Leão Lopes “Não temos tradição na área da escultura de utilizar os nossos materiais”

Leão Lopes “Não temos tradição na área da escultura de utilizar os nossos materiais”
Foi apresentado na passada sexta­-feira, no Mindelo, o projecto “Uma estátua a Nhô Roque”, como forma de homenagear o escritor e professor António Aurélio Gonçalves, aliás, Nhô Roque, como era carinhosamente tra­tado pelos mindelenses. A autoria do projecto é do professor e artista Leão Lopes que nos dá conta nesta entre­vista que vai utilizar apenas materiais nossos como o basalto verde e o ne­gro. É um desafio grande em termos técnicos e logísticos porque vai ser necessário transportar 20 toneladas de pedra de São Vicente e de São Ni­colau para o local onde vai ser erigido o memorial. Leão Lopes fala ainda dos outros dois projectos escultóricos da sua autoria, nomeadamente a está­tua de Baltasar Lopes, na ilha de São Nicolau e a do poeta Jorge Barbosa que será inaugurada no dia 7 de Ju­nho em Portugal.
    
                                            
Expresso das Ilhas – Foi lançado há dias, no Min­delo, o projecto “Uma Es­tátua para Nhô Roque”. Quando é que arranca?
Leão Lopes – O projecto foi concebido há já algum tempo, porque a Associação Monu­mento a Nhô Roquejá há al­gum tempo que está a traba­lhar.
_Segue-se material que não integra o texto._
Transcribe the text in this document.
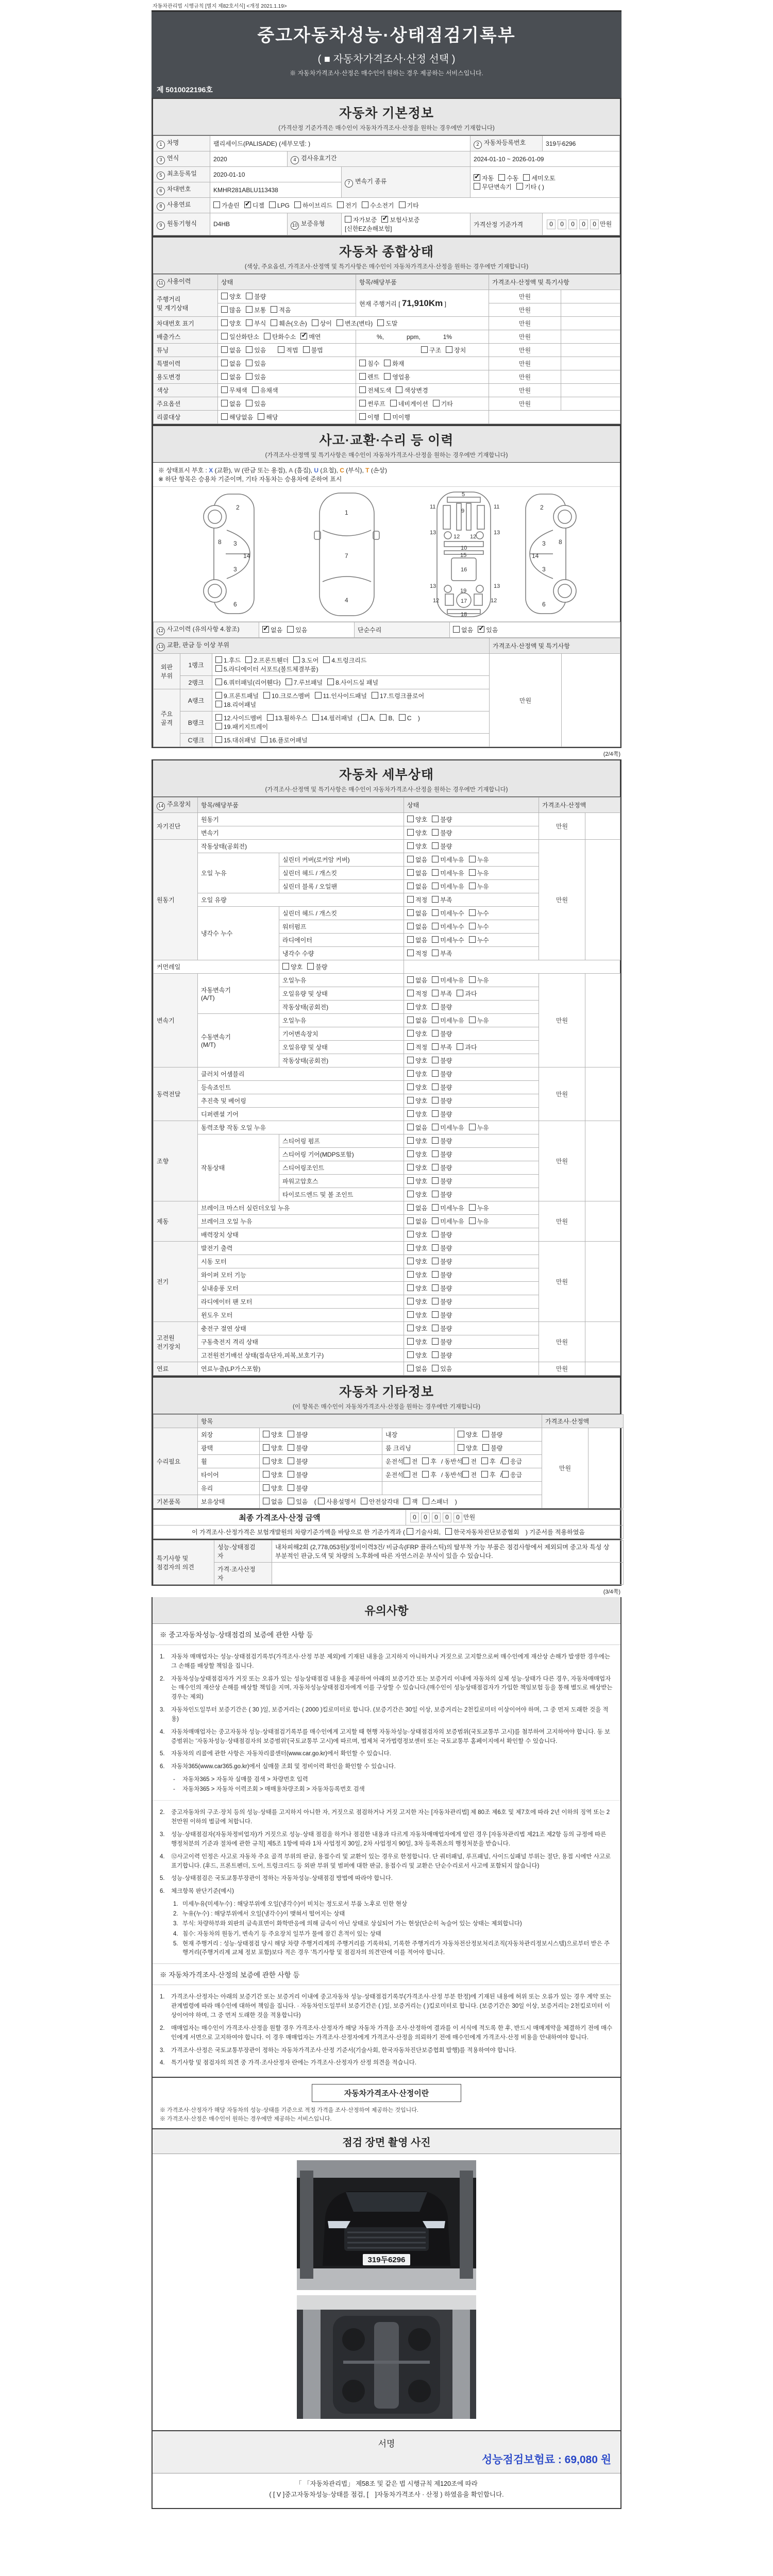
자동차관리법 시행규칙 [별지 제82호서식] <개정 2021.1.19>
중고자동차성능·상태점검기록부
( ■ 자동차가격조사·산정 선택 )
※ 자동차가격조사·산정은 매수인이 원하는 경우 제공하는 서비스입니다.
제 5010022196호
자동차 기본정보
(가격산정 기준가격은 매수인이 자동차가격조사·산정을 원하는 경우에만 기재합니다)
1 차명	팰리세이드(PALISADE) (세부모델: )			2 자동차등록번호	319두6296
3 연식	2020	4 검사유효기간		2024-01-10 ~ 2026-01-09	
5 최초등록일	2020-01-10		7 변속기 종류	✓자동 수동 세미오토
무단변속기 기타 ( )
6 차대번호	KMHR281ABLU113438				
8 사용연료	가솔린 ✓ 디젤 LPG 하이브리드 전기 수소전기 기타
9 원동기형식	D4HB	10 보증유형	자가보증 ✓ 보험사보증[신한EZ손해보험]	가격산정 기준가격	0 0 0 0 0 만원
자동차 종합상태
(색상, 주요옵션, 가격조사·산정액 및 특기사항은 매수인이 자동차가격조사·산정을 원하는 경우에만 기재합니다)
11 사용이력	상태	항목/해당부품	가격조사·산정액 및 특기사항	
주행거리
및 계기상태	양호 불량	현재 주행거리 [ 71,910Km ]	만원	
	많음 보통 적음		만원	
차대번호 표기	양호 부식 훼손(오손) 상이 변조(변타) 도말		만원	
배출가스	일산화탄소 탄화수소 ✓ 매연	%, ppm, 1%	만원	
튜닝	없음 있음 적법 불법	구조 장치	만원	
특별이력	없음 있음	침수 화재	만원	
용도변경	없음 있음	렌트 영업용	만원	
색상	무채색 유채색	전체도색 색상변경	만원	
주요옵션	없음 있음	썬루프 네비게이션 기타	만원	
리콜대상	해당없음 해당	이행 미이행		
사고·교환·수리 등 이력
(가격조사·산정액 및 특기사항은 매수인이 자동차가격조사·산정을 원하는 경우에만 기재합니다)
※ 상태표시 부호 : X (교환), W (판금 또는 용접), A (흠집), U (요철), C (부식), T (손상)
※ 하단 항목은 승용차 기준이며, 기타 자동차는 승용차에 준하여 표시
2
8 3
14
3
6
1
7
4
5
9
11	11
13	13
12 12
10
15
16
13	13
19
12	12
17
18
2
8
3
14
3
6
12 사고이력 (유의사항 4.참조)	✓없음 있음	단순수리	없음 ✓ 있음
13 교환, 판금 등 이상 부위			가격조사·산정액 및 특기사항	
외판
부위	1랭크	1.후드 2.프론트휀더 3.도어 4.트렁크리드
5.라디에이터 서포트(볼트체결부품)	만원	
	2랭크	6.쿼터패널(리어휀다) 7.루브패널 8.사이드실 패널		
주요
골격	A랭크	9.프론트패널 10.크로스멤버 11.인사이드패널 17.트렁크플로어
18.리어패널		
	B랭크	12.사이드멤버 13.휠하우스 14.필러패널 ( A, B, C )
19.패키지트레이		
	C랭크	15.대쉬패널 16.플로어패널		
(2/4쪽)
자동차 세부상태
(가격조사·산정액 및 특기사항은 매수인이 자동차가격조사·산정을 원하는 경우에만 기재합니다)
14 주요장치	항목/해당부품		상태	가격조사·산정액	
자기진단	원동기		양호 불량	만원	
	변속기		양호 불량		
원동기	작동상태(공회전)		양호 불량	만원	
	오일 누유	실린더 커버(로커암 커버)	없음 미세누유 누유		
		실린더 헤드 / 개스킷	없음 미세누유 누유		
		실린더 블록 / 오일팬	없음 미세누유 누유		
	오일 유량		적정 부족		
	냉각수 누수	실린더 헤드 / 개스킷	없음 미세누수 누수		
		워터펌프	없음 미세누수 누수		
		라디에이터	없음 미세누수 누수		
		냉각수 수량	적정 부족		
커먼레일		양호 불량			
변속기	자동변속기
(A/T)	오일누유	없음 미세누유 누유	만원	
		오일유량 및 상태	적정 부족 과다		
		작동상태(공회전)	양호 불량		
	수동변속기
(M/T)	오일누유	없음 미세누유 누유		
		기어변속장치	양호 불량		
		오일유량 및 상태	적정 부족 과다		
		작동상태(공회전)	양호 불량		
동력전달	클러치 어셈블리		양호 불량	만원	
	등속죠인트		양호 불량		
	추진축 및 베어링		양호 불량		
	디퍼렌셜 기어		양호 불량		
조향	동력조향 작동 오일 누유		없음 미세누유 누유	만원	
	작동상태	스티어링 펌프	양호 불량		
		스티어링 기어(MDPS포함)	양호 불량		
		스티어링조인트	양호 불량		
		파워고압호스	양호 불량		
		타이로드엔드 및 볼 조인트	양호 불량		
제동	브레이크 마스터 실린더오일 누유		없음 미세누유 누유	만원	
	브레이크 오일 누유		없음 미세누유 누유		
	배력장치 상태		양호 불량		
전기	발전기 출력		양호 불량	만원	
	시동 모터		양호 불량		
	와이퍼 모터 기능		양호 불량		
	실내송풍 모터		양호 불량		
	라디에이터 팬 모터		양호 불량		
	윈도우 모터		양호 불량		
고전원
전기장치	충전구 절연 상태		양호 불량	만원	
	구동축전지 격리 상태		양호 불량		
	고전원전기배선 상태(접속단자,피복,보호기구)		양호 불량		
연료	연료누출(LP가스포함)		없음 있음	만원	
자동차 기타정보
(이 항목은 매수인이 자동차가격조사·산정을 원하는 경우에만 기재합니다)
	항목				가격조사·산정액	
수리필요	외장	양호 불량	내장	양호 불량	만원	
	광택	양호 불량	룸 크리닝	양호 불량		
	휠	양호 불량	운전석 전 후 / 동반석 전 후 / 응급			
	타이어	양호 불량	운전석 전 후 / 동반석 전 후 / 응급			
	유리	양호 불량				
기본품목	보유상태	없음 있음 ( 사용설명서 안전삼각대 잭 스패너 )				
최종 가격조사·산정 금액	0 0 0 0 0 만원
이 가격조사·산정가격은 보험개발원의 차량기준가액을 바탕으로 한 기준가격과 ( 기술사회, 한국자동차진단보증협회 ) 기준서를 적용하였음
특기사항 및
점검자의 의견	성능·상태점검
자	내차피해2회 (2,778,053원)/정비이력3건/ 비금속(FRP 플라스틱)의 탈부착 가능 부품은 점검사항에서 제외되며 중고차 특성 상 부분적인 판금,도색 및 차량의 노후화에 따른 자연스러운 부식이 있을 수 있습니다.
	가격·조사산정
자	
(3/4쪽)
유의사항
※ 중고자동차성능·상태점검의 보증에 관한 사항 등
1.	자동차 매매업자는 성능·상태점검기록부(가격조사·산정 부분 제외)에 기재된 내용을 고지하지 아니하거나 거짓으로 고지함으로써 매수인에게 재산상 손해가 발생한 경우에는 그 손해를 배상할 책임을 집니다.
2.	자동차성능상태점검자가 거짓 또는 오류가 있는 성능상태점검 내용을 제공하여 아래의 보증기간 또는 보증거리 이내에 자동차의 실제 성능·상태가 다른 경우, 자동차매매업자는 매수인의 재산상 손해를 배상할 책임을 지며, 자동차성능상태점검자에게 이를 구상할 수 있습니다.(매수인이 성능상태점검자가 가입한 책임보험 등을 통해 별도로 배상받는 경우는 제외)
3.	자동차인도일부터 보증기간은 ( 30 )일, 보증거리는 ( 2000 )킬로미터로 합니다. (보증기간은 30일 이상, 보증거리는 2천킬로미터 이상이어야 하며, 그 중 먼저 도래한 것을 적용)
4.	자동차매매업자는 중고자동차 성능·상태점검기록부를 매수인에게 고지할 때 현행 자동차성능·상태점검자의 보증범위(국토교통부 고시)를 첨부하여 고지하여야 합니다. 동 보증범위는 '자동차성능·상태점검자의 보증범위'(국토교통부 고시)에 따르며, 법제처 국가법령정보센터 또는 국토교통부 홈페이지에서 확인할 수 있습니다.
5.	자동차의 리콜에 관한 사항은 자동차리콜센터(www.car.go.kr)에서 확인할 수 있습니다.
6.	자동차365(www.car365.go.kr)에서 실매물 조회 및 정비이력 확인을 확인할 수 있습니다.
-	자동차365 > 자동차 실매물 검색 > 차량번호 입력
-	자동차365 > 자동차 이력조회 > 매매용차량조회 > 자동차등록번호 검색
2.	중고자동차의 구조·장치 등의 성능·상태를 고지하지 아니한 자, 거짓으로 점검하거나 거짓 고지한 자는 [자동차관리법] 제 80조 제6호 및 제7호에 따라 2년 이하의 징역 또는 2천만원 이하의 벌금에 처합니다.
3.	성능·상태점검자(자동차정비업자)가 거짓으로 성능·상태 점검을 하거나 점검한 내용과 다르게 자동차매매업자에게 알린 경우 [자동차관리법 제21조 제2항 등의 규정에 따른 행정처분의 기준과 절차에 관한 규칙] 제5조 1항에 따라 1차 사업정지 30일, 2차 사업정지 90일, 3차 등록취소의 행정처분을 받습니다.
4.	⑫사고이력 인정은 사고로 자동차 주요 골격 부위의 판금, 용접수리 및 교환이 있는 경우로 한정합니다. 단 쿼터패널, 루프패널, 사이드실패널 부위는 절단, 용접 시에만 사고로 표기합니다. (후드, 프론트펜더, 도어, 트렁크리드 등 외판 부위 및 범퍼에 대한 판금, 용접수리 및 교환은 단순수리로서 사고에 포함되지 않습니다)
5.	성능·상태점검은 국토교통부장관이 정하는 자동차성능·상태점검 방법에 따라야 합니다.
6.	체크항목 판단기준(예시)
1. 미세누유(미세누수) : 해당부위에 오일(냉각수)이 비치는 정도로서 부품 노후로 인한 현상
2. 누유(누수) : 해당부위에서 오일(냉각수)이 맺혀서 떨어지는 상태
3. 부식: 차량하부와 외판의 금속표면이 화학반응에 의해 금속이 아닌 상태로 상실되어 가는 현상(단순히 녹슬어 있는 상태는 제외합니다)
4. 침수: 자동차의 원동기, 변속기 등 주요장치 일부가 물에 잠긴 흔적이 있는 상태
5. 현재 주행거리 : 성능·상태점검 당시 해당 차량 주행거리계의 주행거리를 기록하되, 기록한 주행거리가 자동차전산정보처리조직(자동차관리정보시스템)으로부터 받은 주행거리(주행거리계 교체 정보 포함)보다 적은 경우 '특기사항 및 점검자의 의견'란에 이를 적어야 합니다.
※ 자동차가격조사·산정의 보증에 관한 사항 등
1.	가격조사·산정자는 아래의 보증기간 또는 보증거리 이내에 중고자동차 성능·상태점검기록부(가격조사·산정 부분 한정)에 기재된 내용에 허위 또는 오류가 있는 경우 계약 또는 관계법령에 따라 매수인에 대하여 책임을 집니다. · 자동차인도일부터 보증기간은 ( )일, 보증거리는 ( )킬로미터로 합니다. (보증기간은 30일 이상, 보증거리는 2천킬로미터 이상이어야 하며, 그 중 먼저 도래한 것을 적용합니다)
2.	매매업자는 매수인이 가격조사·산정을 원할 경우 가격조사·산정자가 해당 자동차 가격을 조사·산정하여 결과를 이 서식에 적도록 한 후, 반드시 매매계약을 체결하기 전에 매수인에게 서면으로 고지하여야 합니다. 이 경우 매매업자는 가격조사·산정자에게 가격조사·산정을 의뢰하기 전에 매수인에게 가격조사·산정 비용을 안내하여야 합니다.
3.	가격조사·산정은 국토교통부장관이 정하는 자동차가격조사·산정 기준서(기술사회, 한국자동차진단보증협회 발행)를 적용하여야 합니다.
4.	특기사항 및 점검자의 의견 중 가격·조사산정자 란에는 가격조사·산정자가 산정 의견을 적습니다.
자동차가격조사·산정이란
※ 가격조사·산정자가 해당 자동차의 성능·상태를 기준으로 적정 가격을 조사·산정하여 제공하는 것입니다.
※ 가격조사·산정은 매수인이 원하는 경우에만 제공하는 서비스입니다.
점검 장면 촬영 사진
319두6296
서명
성능점검보험료 : 69,080 원
「 「자동차관리법」 제58조 및 같은 법 시행규칙 제120조에 따라
( [ V ]중고자동차성능·상태를 점검, [　]자동차가격조사 · 산정 ) 하였음을 확인합니다.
Em termos técnicos, toda a parte conceptual da arquitec­tura e artística já foi concebida e a parte orçamental também. Aguarda-se neste momento apenas o que deve vir a seguir que são as possibilidades da sua concretização.
Que depende de…
Do financiamento. Estamos to­dos empenhados para garantir esse financiamento e estamos também certos de que vamos homenagear Nhô Roque à al­tura que ele merece lá em São Vicente. Em termos financei­ros, embora não dispondo dos dados certos, penso que só para aquela componente da estátua em si com o seu enquadra­mento não deverá ultrapassar os seis mil contos. Agora, tem uma extensão que completa o memorial que é uma platafor­ma que liga a marginal e um pouco daquela praia, exacta­mente onde ele foi atropelado mortalmente [em 1984]. Não está orçamentado ainda, mas também não pesa muito para a dimensão da obra que se pre­tende fazer. A nossa proposta é envolver instituições, empresas interessadas em ver esta obra concretizada e fazer todo o pro­jecto de uma vez.
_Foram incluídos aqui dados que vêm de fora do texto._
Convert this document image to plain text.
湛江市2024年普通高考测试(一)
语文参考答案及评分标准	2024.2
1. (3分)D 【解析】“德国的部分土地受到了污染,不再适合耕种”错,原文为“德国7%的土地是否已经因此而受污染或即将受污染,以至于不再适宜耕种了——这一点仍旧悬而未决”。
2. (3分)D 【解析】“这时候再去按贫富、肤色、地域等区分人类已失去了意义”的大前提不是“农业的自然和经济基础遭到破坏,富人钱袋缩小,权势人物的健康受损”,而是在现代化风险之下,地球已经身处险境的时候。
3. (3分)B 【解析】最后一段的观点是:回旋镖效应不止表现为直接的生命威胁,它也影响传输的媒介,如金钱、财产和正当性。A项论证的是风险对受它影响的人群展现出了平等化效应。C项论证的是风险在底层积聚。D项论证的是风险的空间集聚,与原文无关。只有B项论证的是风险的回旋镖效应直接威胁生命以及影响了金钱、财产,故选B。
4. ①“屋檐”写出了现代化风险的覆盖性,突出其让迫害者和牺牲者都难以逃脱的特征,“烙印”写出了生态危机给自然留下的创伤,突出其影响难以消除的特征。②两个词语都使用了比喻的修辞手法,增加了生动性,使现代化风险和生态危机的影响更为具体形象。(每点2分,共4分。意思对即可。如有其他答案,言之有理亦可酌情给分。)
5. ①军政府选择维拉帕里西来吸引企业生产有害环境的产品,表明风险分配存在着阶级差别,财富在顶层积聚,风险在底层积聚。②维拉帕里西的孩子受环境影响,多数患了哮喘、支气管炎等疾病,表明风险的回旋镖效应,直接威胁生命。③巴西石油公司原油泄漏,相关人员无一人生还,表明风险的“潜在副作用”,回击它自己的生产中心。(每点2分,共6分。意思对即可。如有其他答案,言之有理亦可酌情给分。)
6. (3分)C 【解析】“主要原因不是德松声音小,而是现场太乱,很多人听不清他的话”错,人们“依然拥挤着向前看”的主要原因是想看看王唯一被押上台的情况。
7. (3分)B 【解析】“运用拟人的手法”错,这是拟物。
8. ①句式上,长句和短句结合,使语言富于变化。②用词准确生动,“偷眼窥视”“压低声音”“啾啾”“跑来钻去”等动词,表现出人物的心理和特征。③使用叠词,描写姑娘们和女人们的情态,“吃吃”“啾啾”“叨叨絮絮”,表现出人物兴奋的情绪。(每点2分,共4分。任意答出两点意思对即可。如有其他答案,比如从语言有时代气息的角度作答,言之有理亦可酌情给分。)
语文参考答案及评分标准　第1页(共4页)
Na verdade este projecto remonta dos anos 80.
Repare, nos anos 80 deu-se um grande passo, porque se conquistou um espaço urbano importante junto da Aveni­
da Marginal, onde se edificou a Praça Nhô Roque que é um equipamento da cidade muito conseguido. A Câmara Munici­pal de São Vicente fez ultima­mente uma grande interven­ção, dando-lhe uma dimensão interessante como parque infantil. É uma praça que, de facto, dignifica São Vicente. Só faltava, efectivamente, do que foi projectado na altura, o elemento monumental que completaria o conjunto. Agora houve felizmente essa iniciati­va da Associação Monumento a Nhô Roque para se completar o projecto.
O projecto da estátua é da sua autoria. Apresenta Nhô Roque a ler um livro. Digamos que não corres­ponde à ideia que temos de uma estátua no sentido tradicional.
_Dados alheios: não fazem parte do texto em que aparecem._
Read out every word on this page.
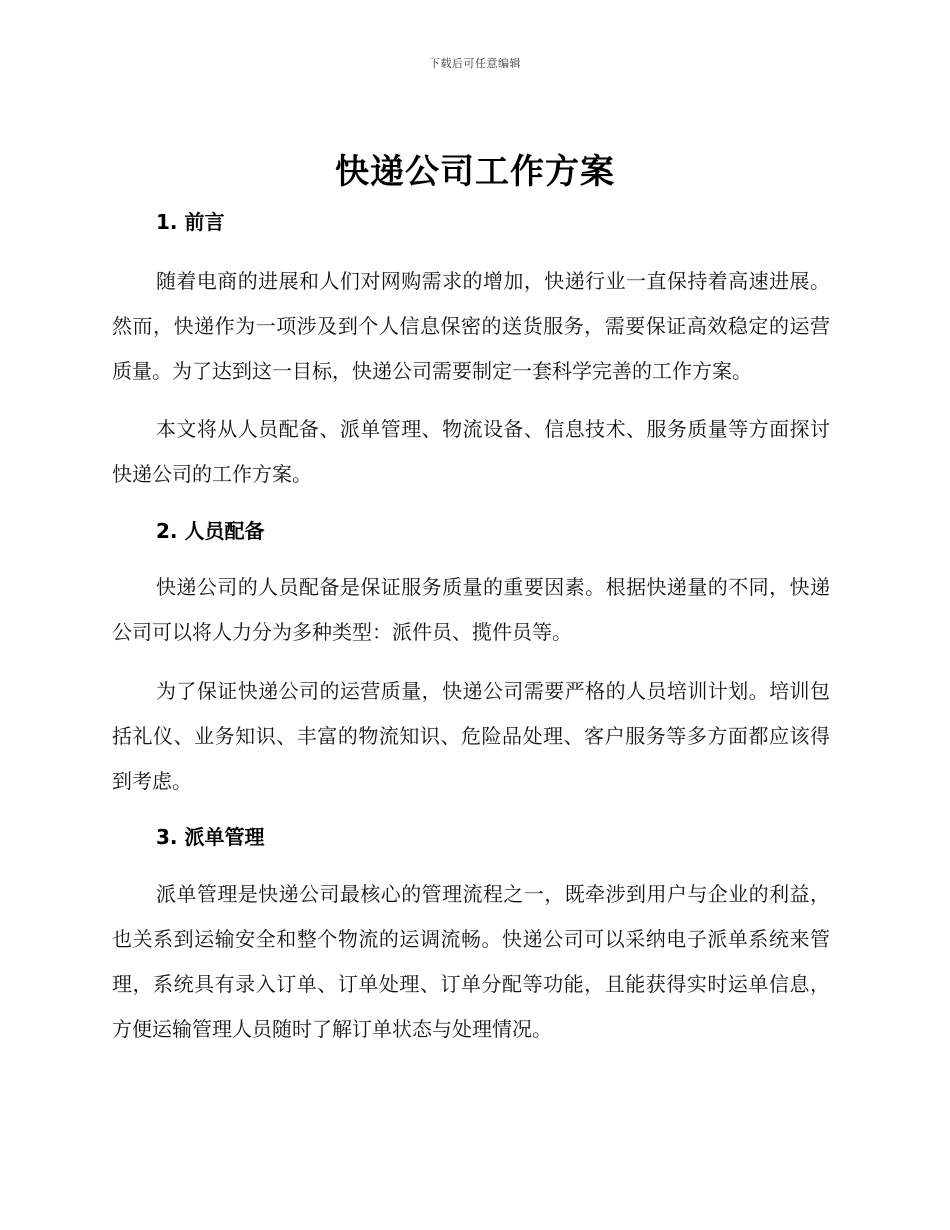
下载后可任意编辑
快递公司工作方案
1. 前言

随着电商的进展和人们对网购需求的增加，快递行业一直保持着高速进展。然而，快递作为一项涉及到个人信息保密的送货服务，需要保证高效稳定的运营质量。为了达到这一目标，快递公司需要制定一套科学完善的工作方案。

本文将从人员配备、派单管理、物流设备、信息技术、服务质量等方面探讨快递公司的工作方案。

2. 人员配备

快递公司的人员配备是保证服务质量的重要因素。根据快递量的不同，快递公司可以将人力分为多种类型：派件员、揽件员等。

为了保证快递公司的运营质量，快递公司需要严格的人员培训计划。培训包括礼仪、业务知识、丰富的物流知识、危险品处理、客户服务等多方面都应该得到考虑。

3. 派单管理

派单管理是快递公司最核心的管理流程之一，既牵涉到用户与企业的利益，也关系到运输安全和整个物流的运调流畅。快递公司可以采纳电子派单系统来管理，系统具有录入订单、订单处理、订单分配等功能，且能获得实时运单信息，方便运输管理人员随时了解订单状态与处理情况。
Trata-se de uma concepção monumental, no sentido em que tem uma dimensão maior que nós. Projectamos monu­mentos para interpretar, neste caso, um homem como Nhô Roque a uma dimensão que não é vulgar. O monumento vem daí. De facto, não é tradi­cional a abordagem possivel­mente artística, ou escultóri­ca, porque infelizmente ainda não temos uma tradição cabo­-verdiana na área da escultura de utilizar os nossos materiais, por exemplo, a pedra, o que é a nossa proposta. Vamos tra­balhar com dois basaltos: o ba­salto verde e o basalto negro. É um desafio grande em termos técnicos, porque são materiais mais duras e exigem equipa­mentos e ferramentas especiais para se poder trabalhar, para além da capacidade das pesso­as que vão estar envolvidas na elaboração da obra.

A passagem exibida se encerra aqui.